Question Everything:Three new approaches to MDM optimization

If you’ve ever asked questions about MDM in the past, you might have gotten answers like these: “It’s always been done that way.”  “It is what it is.”  “That’s how they showed me to do it when I went to Boot Camp.”  While the “tried and tested” best practices of MDM have been in place for over 15 years now, there are some evolving customer demands that have us thinking about the normal approaches to configuration and questioning some of the default behavior patterns.

In this post we will discuss three questions that may cause you to rethink how you are doing MDM as well.

  1. What should happen to the non-surviving data when a merge occurs?
  2. Should having anonymous values trigger a score that reflects that data is different?
  3. Do all tasks need to be resolved from Inspector?

What Should Happen To The Non-Surviving Data When A Merge Occurs?
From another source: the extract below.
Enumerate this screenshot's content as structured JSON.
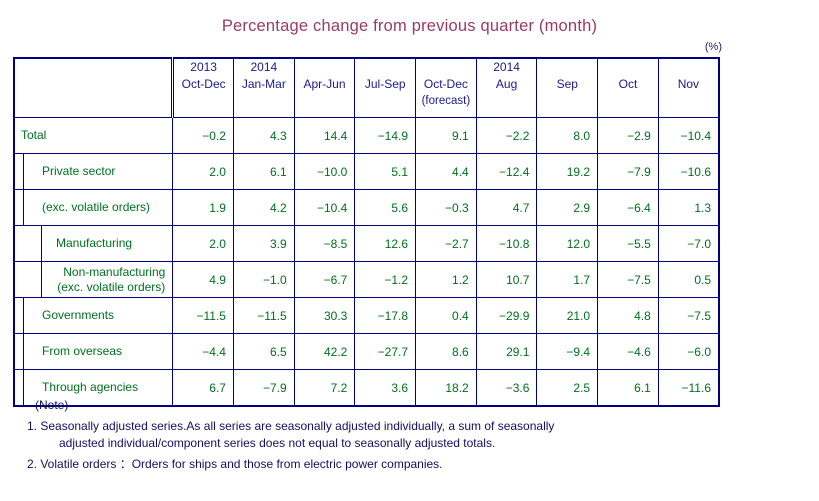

In the default behavior of IBM InfoSphere MDM’s Virtual Hub (formerly known as Initiate), when two records are merged one is noted as a Survivor and the other becomes Obsolete.  The Obsolete record becomes completely deactivated – you cannot search for it, it will not be compared, and the record will reject all incoming updates.

Sounds fine, right?  But think about the data that the Obsolete record held before the Merge. In the default behavior, only the data that belonged to the Survivor record is searchable and usable going forward.  We recently complete a project for a Canadian Province where they questioned this approach.  Their point – a very valid one – was this: Shouldn’t the values from the Obsolete record be added to the Survivor’s historical information so that you can search on that data to retrieve the Survivor?

Wow, what a simple question?  This question led to a relatively straight-forward solution.  When two records are merged, the demographic data from the Obsolete record is copied into Survivor with an “Inactive” status.  Voilá!  Now, the data from the Obsolete record has a life beyond merger.  Those demographic values are now searchable and scorable in the context of MDM.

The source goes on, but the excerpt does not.